The likelihood of this scenario is reinforced by the company’s shareholder base. Murchinson, Anson Funds Management, and Boothbay Fund Management are all hedge funds. These are investors who prioritize asset monetization over long-term operational growth. For them, a reverse merger that drives up the share price represents a rational exit. The composition of the shareholder register itself may be pushing the company in this direction.

An AM company that once dreamed of becoming the industry’s one-stop platform may end up becoming something else entirely. Murchinson’s warnings turned out to be correct. But being right does not bring back the $900 million. And the current management has yet to show what Phase 3 will actually deliver.

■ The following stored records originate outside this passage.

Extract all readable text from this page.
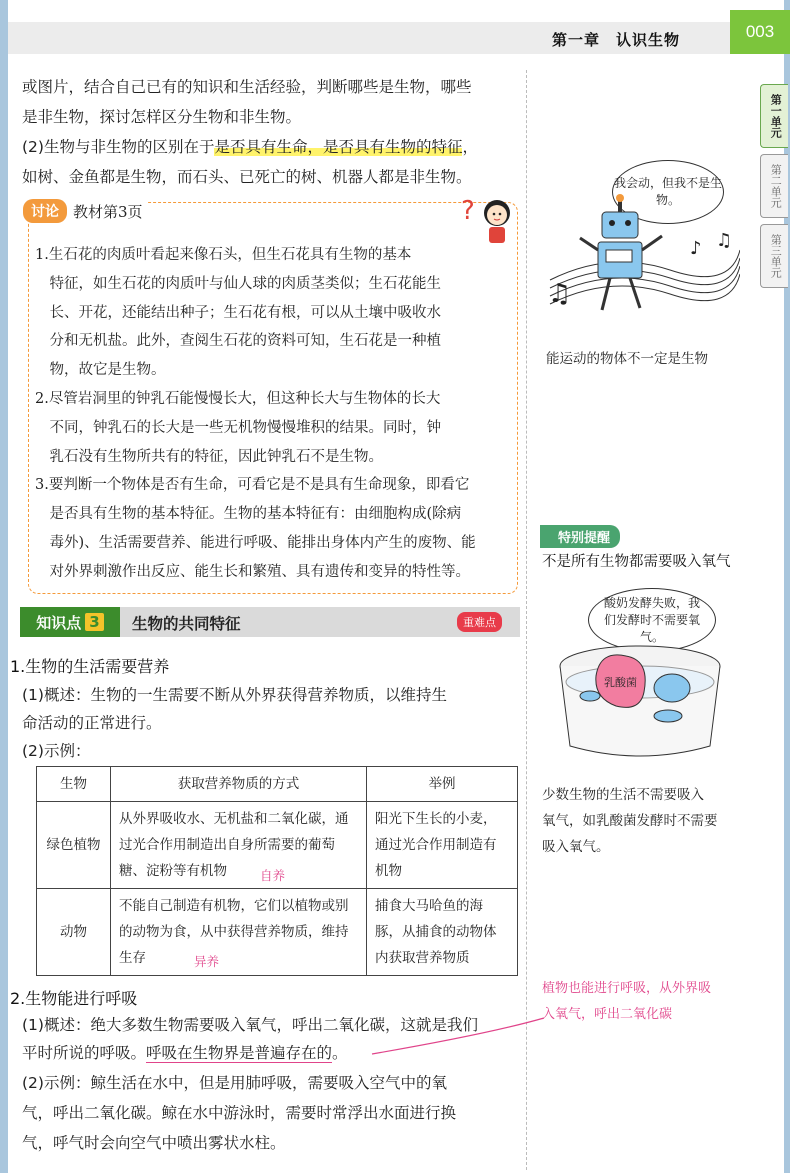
第一章　认识生物
或图片，结合自己已有的知识和生活经验，判断哪些是生物，哪些
是非生物，探讨怎样区分生物和非生物。
(2)生物与非生物的区别在于是否具有生命，是否具有生物的特征，
如树、金鱼都是生物，而石头、已死亡的树、机器人都是非生物。
讨论 教材第3页	?
1.生石花的肉质叶看起来像石头，但生石花具有生物的基本
　特征，如生石花的肉质叶与仙人球的肉质茎类似；生石花能生
　长、开花，还能结出种子；生石花有根，可以从土壤中吸收水
　分和无机盐。此外，查阅生石花的资料可知，生石花是一种植
　物，故它是生物。
2.尽管岩洞里的钟乳石能慢慢长大，但这种长大与生物体的长大
　不同，钟乳石的长大是一些无机物慢慢堆积的结果。同时，钟
　乳石没有生物所共有的特征，因此钟乳石不是生物。
3.要判断一个物体是否有生命，可看它是不是具有生命现象，即看它
　是否具有生物的基本特征。生物的基本特征有：由细胞构成(除病
　毒外)、生活需要营养、能进行呼吸、能排出身体内产生的废物、能
　对外界刺激作出反应、能生长和繁殖、具有遗传和变异的特性等。
知识点 3 生物的共同特征	重难点
1.生物的生活需要营养
(1)概述：生物的一生需要不断从外界获得营养物质，以维持生
命活动的正常进行。
(2)示例：
生物	获取营养物质的方式	举例
绿色植物	从外界吸收水、无机盐和二氧化碳，通过光合作用制造出自身所需要的葡萄糖、淀粉等有机物	阳光下生长的小麦，通过光合作用制造有机物
动物	不能自己制造有机物，它们以植物或别的动物为食，从中获得营养物质，维持生存	捕食大马哈鱼的海豚，从捕食的动物体内获取营养物质
自养
异养
2.生物能进行呼吸
(1)概述：绝大多数生物需要吸入氧气，呼出二氧化碳，这就是我们
平时所说的呼吸。呼吸在生物界是普遍存在的。
(2)示例：鲸生活在水中，但是用肺呼吸，需要吸入空气中的氧
气，呼出二氧化碳。鲸在水中游泳时，需要时常浮出水面进行换
气，呼气时会向空气中喷出雾状水柱。
我会动，但我不是生物。
♫
♪ ♫
能运动的物体不一定是生物
特别提醒
不是所有生物都需要吸入氧气
酸奶发酵失败，我们发酵时不需要氧气。
乳酸菌
少数生物的生活不需要吸入
氧气，如乳酸菌发酵时不需要
吸入氧气。
植物也能进行呼吸，从外界吸
入氧气，呼出二氧化碳
003
第一单元
第二单元
第三单元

AM Insight Asia Perspective

This is not just the story of one company’s failure. During the AM bubble of 2020 to 2022, Western AM companies raised hundreds of millions of dollars through SPACs and equity offerings and went on acquisition sprees. Desktop Metal, Markforged, Velo3D: all listed on NASDAQ with fanfare, each positioned as a reshaper of the industry. Many of them are now being forced to liquidate the excess. They danced, and now they are leaving the stage.

While that was happening, Chinese competitors were quietly building real capability. BLT, Farsoon, and Eplus3D stayed out of the headlines. They focused on technology and manufacturing scale. Today, their metal AM systems are widely regarded as competitive with Western equivalents, and they are shipping into global markets. While Western players were consumed by internal turmoil, Asian manufacturers were accumulating strength.

Nano Dimension is not alone in suffering the consequences of the AM bubble. Whether the painful period of consolidation and survival is nearing its end, or whether more is still to come, remains to be seen. What can be said with confidence is that the Asian market is watching closely to see who is still standing when the dust settles.